Ed Driscoll

Will There be an Barack-Shattering Kaboom?

Roger Kimball has “A Note on ‘Fast and Furious,’ Executive Privilege, and the End of the Obama Administration:”

For ordinary folk, lying under oath is a serious offense. What does it portend for above-the-law elites like Eric Holder? At the very least, I suspect, it means that he should be polishing his resume. And here’s something else to ponder: as I say, Obama’s assertion of executive privilege has been widely interpreted as an effort to protect Holder. Yet I can’t help thinking that behind that spectacular performance I hear the revving of a bus engine, a bus that has Eric Holder’s name on it and that he is shortly to be thrown under. Sure, the president wants to conceal something by asserting executive privilege. The dramatic and politically risky nature of the act naturally leads one to suspect that it is something serious. You can’t hear the phrase “executive privilege” without thinking “Watergate,” a word you can’t hear without thinking “cover-up,” “Nixon,” “impeachment.” In fact, Fast and Furious is far worse than Watergate. No one died in Watergate. Dozens of people are dead as the result of Fast and Furious, including at least one U.S. citizen, Border Agent Brian Terry.

No, Obama’s assertion of executive privilege will do little if anything to save Eric Holder. Its chief effect, I predict, will be to focus attention more sharply on the great questions that have not been sufficiently plumbed: Who is Barack Obama? What does he have to hide?

Linking to Roger’s post, Ace wonders if this is where the preference cascade begins to break:

I often chide people for mistaking independent, disinterested voters for conservatives. You can’t mistake them for argument-loving, passionate partisans for your cause — obviously they’re not that, or they would be argument-loving, partisans for your cause.
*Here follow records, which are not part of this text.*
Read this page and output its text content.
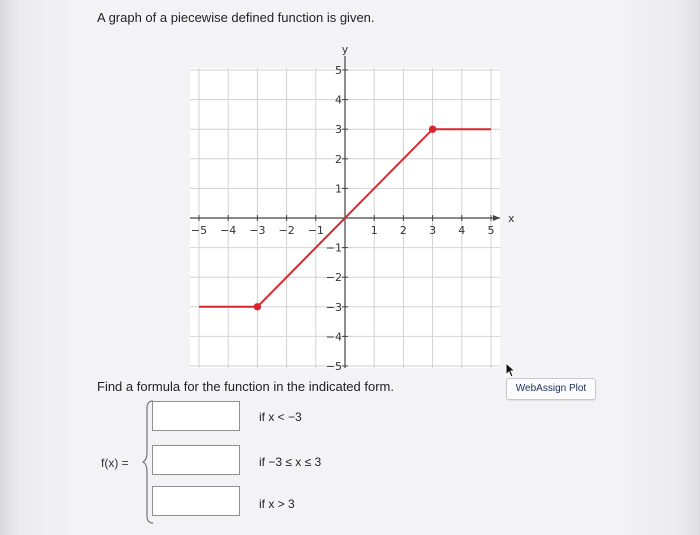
A graph of a piecewise defined function is given.
−5 −4 −3 −2 −1	1 2 3 4 5
5
4
3
2
1
−1
−2
−3
−4
−5
x
y
Find a formula for the function in the indicated form.	WebAssign Plot
f(x) =
if x < −3
if −3 ≤ x ≤ 3
if x > 3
But that’s exactly what Obama needs them to be — passionate partisans on his side — in order for him to prevail. All of these independents who don’t really follow the news too closely would have to suddenly decide to read a lot of left-wing blogs and stew themselves in left-wing apologias for Obama, before they could feel comfortable clearing Obama of all charges and criticisms.

Just as there is no way in hell they’d do that on behalf of a conservative candidate, there’s also no way in hell they’re going to do that on behalf of Obama. The amount of homework — in this case, massive quantities of Kool-Aid drinking — they’d have to do to find in favor of Obama is just too much.
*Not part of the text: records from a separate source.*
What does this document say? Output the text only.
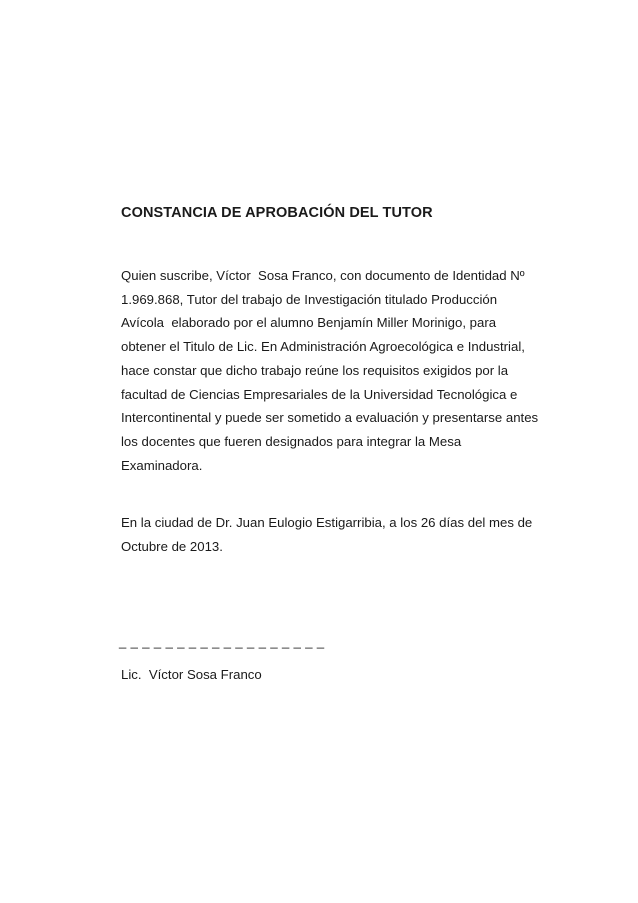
CONSTANCIA DE APROBACIÓN DEL TUTOR

Quien suscribe, Víctor  Sosa Franco, con documento de Identidad Nº
1.969.868, Tutor del trabajo de Investigación titulado Producción
Avícola  elaborado por el alumno Benjamín Miller Morinigo, para
obtener el Titulo de Lic. En Administración Agroecológica e Industrial,
hace constar que dicho trabajo reúne los requisitos exigidos por la
facultad de Ciencias Empresariales de la Universidad Tecnológica e
Intercontinental y puede ser sometido a evaluación y presentarse antes
los docentes que fueren designados para integrar la Mesa
Examinadora.

En la ciudad de Dr. Juan Eulogio Estigarribia, a los 26 días del mes de
Octubre de 2013.

_ _ _ _ _ _ _ _ _ _ _ _ _ _ _ _ _ _
Lic.  Víctor Sosa Franco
I was saying two years ago that my Secret Bonus Prediction is that Obama might choose to not actually run for reelection. Although we’re into election season now, we’re not past the conventions.

I do expect things to get worse for Obama. I do expect the long-predicted preference cascade to show up in polls. And I do expect that the polls will register — at least a month before the election, if not sooner — that Obama has no realistic shot at winning the election.

Whether he steps aside or not will depend on when the public’s Obama Fever (and associated Obama Hallucinatory Disorder) finally breaks. If he’s got time left to bow out, he just might.

Which dovetails with an item from February on how ignominiously Harry Truman’s second term* ground to a halt, after Truman went full Godwin on his opponent to eek out his famous “Dewey Defeats Truman” victory in ’48:

Obama has been compared to Harry Truman, who came from behind in 1948 to defeat Thomas Dewey for a second term in the White House. Truman ran successfully against a “do-nothing” Republican Congress. Obama is busy blaming this “do-nothing” Congress for not passing his jobs bill. Unlike Truman, who faced a GOP majority in both the House and Senate, Obama so far only has to deal with a Republican House. He still faces gridlock.

Obama has also been compared to Truman in 1952. Truman believed that he could have the nomination simply for the asking, but he was challenged and defeated in a New Hampshire primary by Estes Kefauver, a first-term senator from Tennessee. Shortly after that defeat, Truman withdrew from the race. Ostensibly, he withdrew in the best interest of the country and because he was concerned that he could not govern effectively for four more years because of his advanced age. In fact, Truman was deeply disliked. He had been unable to bring the Korean War to an end or tame the federal deficit, and faced charges of corruption and cronyism in his administration. Sound familiar?

The Obama campaign does have quite the taint of desperation to it, doesn’t it? But even if Obama wins in November, assuming the GOP holds Congress (and especially if it retakes the Senate) his could well be quite a rump second term, having gone from being ushered in on Tulip Mania-esque rhetoric (from both himself and his biggest fans) to being exposed as just another Cook County hack.

* Truman was grandfathered in to run for a third term, when the 22nd Amendment was passed in 1951.